Thanks to the KL divergence term in the loss function, the distribution in which samples are encoded should not be too far away from a standard normal distribution. This implies that if we want to generate random samples from latent space, we can just use a standard normal distribution and be to find realistic recostructed samples.

In [None]:
n_images = 6

# Random 2-dimensional vectors in latent space.
random_latent_vectors = tf.concat(
    [
        tf.random.normal(shape=(n_images, 1)),
        tf.random.normal(shape=(n_images, 1))
    ],
    axis=-1
)

# Decode the randomly-generated latent vectors into
# images via the decoder.
random_images = vae_model.decoder(random_latent_vectors)


# Plot the position of the random latent vectors over
# existing samples.
fig = plt.figure(figsize=(14, 6))

sns.scatterplot(
    x=z_means[:, 0],
    y=z_means[:, 1],
    color=sns.color_palette()[0],
    alpha=.3
)

sns.scatterplot(
    x=random_latent_vectors[:, 0],
    y=random_latent_vectors[:, 1],
    color=sns.color_palette()[3],
)


# Show the decoded images corresponding to the random
# latent vectors.
fig, axs = plt.subplots(ncols=n_images, figsize=(14, 4))

for i in range(n_images):
    axs[i].imshow(
        random_images[i, ...],
        cmap='gray'
    )

    axs[i].grid(False)

    plt.sca(axs[i])
    plt.title(f'{random_latent_vectors[i, ...].numpy().round(2)}')

Build a path in latent space and observe the morphing of the corresponding reconstructed images.

In [None]:
starting_point = tf.constant([.8, 0.5])
endpoint = tf.constant([2.5, 1.5])

n_points = 20

path = (endpoint - starting_point) * tf.linspace(0., 1., n_points)[..., None] + starting_point

reconstructed_images_path = vae_model.decoder(path)

In [None]:
fig = plt.figure(figsize=(14, 6))

sns.scatterplot(
    x=z_means[:, 0],
    y=z_means[:, 1],
    hue=y_test[:n_samples],
    palette=sns.color_palette()
)

sns.lineplot(
    x=path[:, 0],
    y=path[:, 1],
    color=sns.color_palette()[3],
    linestyle='dashdot',
    linewidth=3
)

In [None]:
# Generate images correponding to points along
# the path.
images_along_path = decoder(path)

# Plot generated images.
ncols = 10
nrows = n_points // ncols

fig, axs = plt.subplots(nrows=nrows, ncols=ncols, figsize=(14, 4))

for i in range(nrows):
    for j in range(ncols):
        ax = axs[i][j]
        
        ax.imshow(
            images_along_path[i * ncols + j, ...],
            cmap='gray'
        )

        ax.grid(False)

        plt.sca(ax)
        plt.xticks([])
        plt.yticks([])
        plt.title(f'{path[i * ncols + j, ...].numpy().round(2)}')
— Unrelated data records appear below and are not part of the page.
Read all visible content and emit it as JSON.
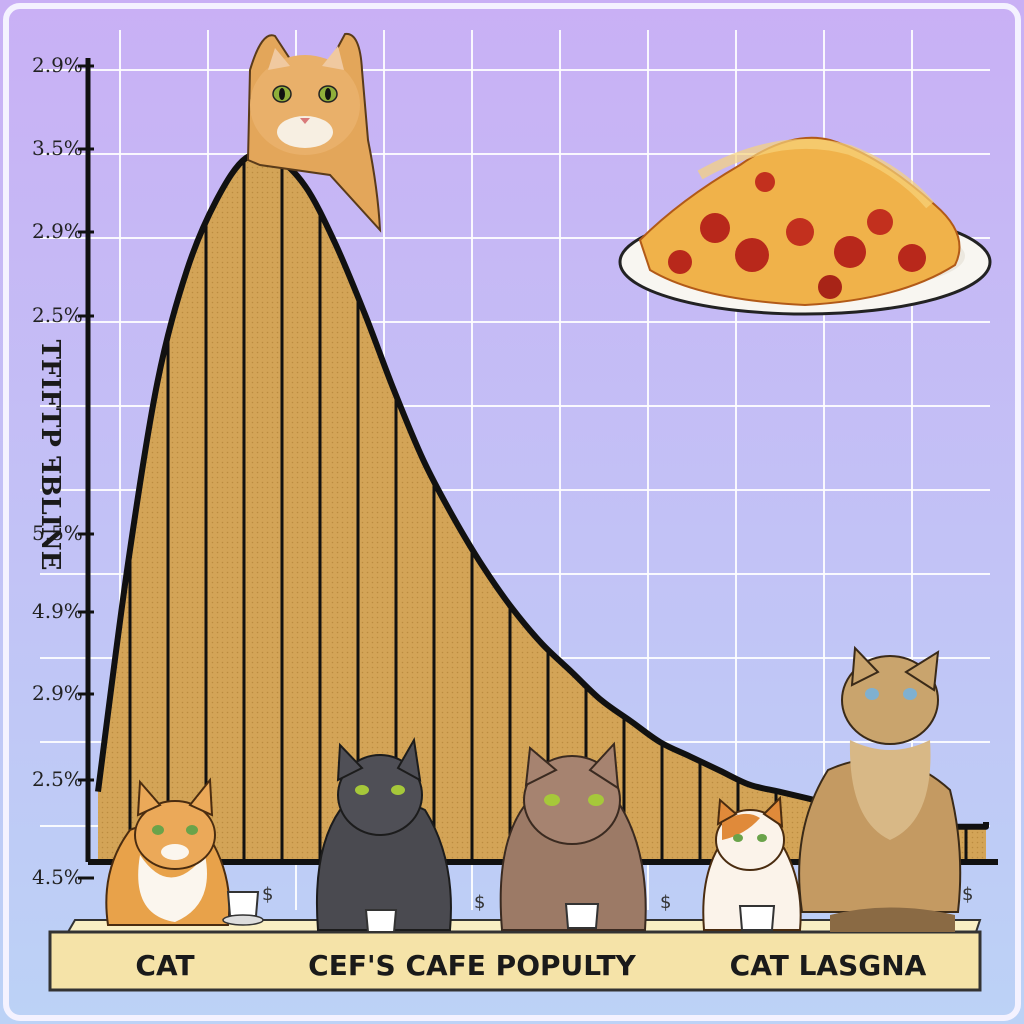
{
  "chart_data": {
    "type": "area",
    "title": "",
    "ylabel": "TFIFTP ꟻBLINE",
    "y_tick_labels": [
      "2.9%",
      "3.5%",
      "2.9%",
      "2.5%",
      "",
      "5.5%",
      "4.9%",
      "2.9%",
      "2.5%",
      "4.5%"
    ],
    "grid": true,
    "legend": "none",
    "x": [
      0,
      1,
      2,
      3,
      4,
      5,
      6,
      7,
      8,
      9,
      10,
      11,
      12,
      13,
      14,
      15,
      16,
      17,
      18,
      19,
      20,
      21,
      22,
      23,
      24,
      25,
      26,
      27,
      28,
      29,
      30
    ],
    "series": [
      {
        "values": [
          0.1,
          0.42,
          0.68,
          0.84,
          0.94,
          1.0,
          1.0,
          0.96,
          0.88,
          0.78,
          0.67,
          0.57,
          0.49,
          0.42,
          0.36,
          0.31,
          0.27,
          0.23,
          0.2,
          0.17,
          0.15,
          0.13,
          0.11,
          0.1,
          0.09,
          0.08,
          0.07,
          0.06,
          0.05,
          0.05,
          0.05
        ]
      }
    ],
    "shelf_labels": [
      "CAT",
      "CEF'S CAFE POPULTY",
      "CAT LASGNA"
    ],
    "small_marks": [
      "$",
      "$",
      "$",
      "$"
    ],
    "colors": {
      "background_top": "#c9b0f5",
      "background_bottom": "#bcd2f6",
      "grid": "#ffffff",
      "fill": "#d3a457",
      "outline": "#111111",
      "shelf": "#f5e3a8"
    }
  },
  "pictures": {
    "cat_top": "orange-tabby-cat",
    "lasagna": "pepperoni-lasagna-plate",
    "shelf_cats": [
      "orange-white-cat",
      "dark-gray-cat",
      "brown-cat",
      "calico-kitten",
      "tabby-cat"
    ],
    "cups": "coffee-cup-icon"
  }
}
## Morphing towards a particular item

Let's say that we want to start from a point in latent space and move along a straight line to morph the reconstructed object into a pair of trousers (class label 1 in the dataset).

In [None]:
trousers_samples = x_train[y_train == 1]

In [None]:
ncols = 6

random_trousers_samples = tf.gather(
    trousers_samples,
    indices=np.random.choice(range(trousers_samples.shape[0]), ncols)
)

fig, axs = plt.subplots(nrows=1, ncols=ncols, figsize=(14, 4))

for i in range(ncols):
    ax = axs[i]
    
    ax.imshow(
        x_test[y_test == 1][i, ...],
        cmap='gray'
    )

    ax.grid(False)

In order to move in the direction of "trousers", we do the following:
1. Compute the average latent vector (i.e. mean of the corresponding Gaussians) for all (training) samples belonging to the class.
2. Compute the average latent vector for all the (training) samples belonging to any other class.
3. Subtract the second from the first and normalize it. This is the general "trousers" direction.

In [None]:
average_latent_trousers = tf.reduce_mean(
    vae_model.variational_encoder(trousers_samples)[0],
    axis=0
)
average_latent_other_classes = tf.reduce_mean(
    vae_model.variational_encoder(x_train[y_train != 1, ...])[0],
    axis=0
)

latent_direction_trousers = average_latent_trousers - average_latent_other_classes
latent_direction_trousers = latent_direction_trousers / tf.norm(latent_direction_trousers)

In [None]:
latent_direction_trousers

Let's start from a random point in latent space and let's make the corresponding reconstructed image more "trousers-y".

In [None]:
random_latent_vectors = tf.random.normal(shape=(1, 2))

t_path = random_latent_vectors + latent_direction_trousers * tf.linspace(0., 3., 20)[..., None]

fig = plt.figure(figsize=(14, 6))

sns.scatterplot(
    x=z_means[:, 0],
    y=z_means[:, 1],
    hue=y_test[:n_samples],
    palette=sns.color_palette()
)

sns.lineplot(
    x=t_path[:, 0],
    y=t_path[:, 1],
    color=sns.color_palette()[3],
    linestyle='dashdot',
    linewidth=3
)

In [None]:
# Generate images correponding to points along
# the path.
t_morphing_images = vae_model.decoder(t_path)

# Plot generated images.
ncols = 10
nrows = n_points // ncols

fig, axs = plt.subplots(nrows=nrows, ncols=ncols, figsize=(14, 4))

for i in range(nrows):
    for j in range(ncols):
        ax = axs[i][j]
        
        ax.imshow(
            t_morphing_images[i * ncols + j, ...],
            cmap='gray'
        )

        ax.grid(False)

        plt.sca(ax)
        plt.xticks([])
        plt.yticks([])
        plt.title(f'{t_path[i * ncols + j, ...].numpy().round(2)}')